Toutefois, le règlement européen excluait de toute dérogation les articles mentionnées plus haut relatifs à l’accès au voyage ferroviaire des personnes handicapées et des personnes à mobilité réduite, au droit pour les personnes qui souhaitent acheter un billet de train de le faire sans difficultés excessives, à la responsabilité des entreprises ferroviaires en ce qui concerne les voyageurs et leurs bagages, à l’obligation des entreprises d’être assurées de manière adéquate, et à l’exigence pour ces entreprises de prendre les mesures nécessaires en vue d’assurer la sécurité personnelle des voyageurs dans les gares et les trains ainsi que de gérer les risques.
"De ce fait, en combinant ainsi des droits fondamentaux et la possibilité de dérogations nationales, le règlement parvient à concilier l'objectif consistant à octroyer aux voyageurs des droits élémentaires dans toute l'UE et la réalité de conditions de services ferroviaires hétérogènes entre les États membres", observe également la commission parlementaire dans son rapport.
Le Département des Travailleurs handicapés de l’OGBL (DTH/OGBL) s'était ému de ces dispenses le 1er décembre 2010 en amont de la Journée internationale de l'handicap.

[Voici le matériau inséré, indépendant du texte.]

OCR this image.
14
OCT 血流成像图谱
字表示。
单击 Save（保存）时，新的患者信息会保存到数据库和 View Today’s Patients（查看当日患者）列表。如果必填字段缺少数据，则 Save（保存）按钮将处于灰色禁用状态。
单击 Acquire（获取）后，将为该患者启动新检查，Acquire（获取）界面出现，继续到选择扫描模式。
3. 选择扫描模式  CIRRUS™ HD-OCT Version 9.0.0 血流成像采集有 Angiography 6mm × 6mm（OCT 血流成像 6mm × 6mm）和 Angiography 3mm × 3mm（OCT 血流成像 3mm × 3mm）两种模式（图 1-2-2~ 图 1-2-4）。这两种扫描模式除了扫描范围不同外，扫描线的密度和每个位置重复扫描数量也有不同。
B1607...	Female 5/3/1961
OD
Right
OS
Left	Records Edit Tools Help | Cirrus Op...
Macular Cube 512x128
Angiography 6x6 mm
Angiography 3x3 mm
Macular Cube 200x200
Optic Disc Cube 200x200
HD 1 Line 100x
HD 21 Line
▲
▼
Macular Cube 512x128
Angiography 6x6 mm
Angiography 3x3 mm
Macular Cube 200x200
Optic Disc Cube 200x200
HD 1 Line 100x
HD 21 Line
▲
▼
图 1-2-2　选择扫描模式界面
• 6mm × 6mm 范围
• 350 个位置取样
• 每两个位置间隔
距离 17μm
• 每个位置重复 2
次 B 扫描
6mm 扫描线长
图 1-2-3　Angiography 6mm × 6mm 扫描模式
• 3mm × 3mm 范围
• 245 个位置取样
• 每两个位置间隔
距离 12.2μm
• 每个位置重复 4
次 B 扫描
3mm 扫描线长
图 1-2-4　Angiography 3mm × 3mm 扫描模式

Une délégation avait remis le 1er décembre 2010 une pétition intitulée "Accessibilité des chemins de fer pour tous" visant à faire lever cette dérogation, notamment sur les articles 21 et 23 concernant l'accessibilité ("assurer l’accès des gares, des quais, du matériel roulant et des autres équipements aux personnes handicapées et aux personnes à mobilité réduite" et "permettre aux personnes handicapées et aux personnes à mobilité réduite l’accès au transport ferroviaire en l’absence de personnel d’accompagnement") et l'assistance à bord (à savoir "l’obligation de fournir gratuitement aux personnes handicapées et aux personnes à mobilité réduite une assistance à bord du train et lors de l’embarquement et du débarquement").
Le lendemain de la remise de la pétition, le député socialiste, Roger Negri avait envoyé une question parlementaire au ministre compétent, Claude Wiseler, pour connaître les motivations du gouvernement. Celui-ci avait rappelé que le règlement permettait ces dérogations en raison de "l'inadéquation de certaines mesures, élaborées à l'origine pour des transports internationaux et/ou inspirées du marché du transport aérien, à la diversité des situations dans le secteur ferroviaire".
Le ministre avait souligné dans sa réponse que "les CFL, en coopération avec les différentes autorités, mettent tout en œuvre pour garantir l'accès au système de transport public en tenant compte des besoins de l'ensemble des passagers", ajoutant qu’ils s’efforcent "de rendre accessibles à la fois les gares et arrêts du réseau ferré luxembourgeois que le matériel roulant". Il soulignait que le Luxembourg a transposé le paragraphe 1er de l'article 22 du règlement européen n° 1371/2007 relatif à l'assistance dans les gares et qu'ainsi, en annonçant leur intention de voyager en train au moins 12 heures à l'avance, les personnes à mobilité réduite peuvent bénéficier d'une assistance afin de faciliter leur voyage.
Le syndicat OGB-L avait aussi fait valoir l'argument que les CFL devraient être soumis à l'ensemble du règlement européen puisque ce dernier souligne qu'il "s'applique normalement" à tous les voyages et services ferroviaires assurés par une ou plusieurs entreprises ferroviaires ayant obtenu une licence conformément à la directive 95/18/CE du Conseil du 19 juin 1995 concernant les licences des entreprises ferroviaires.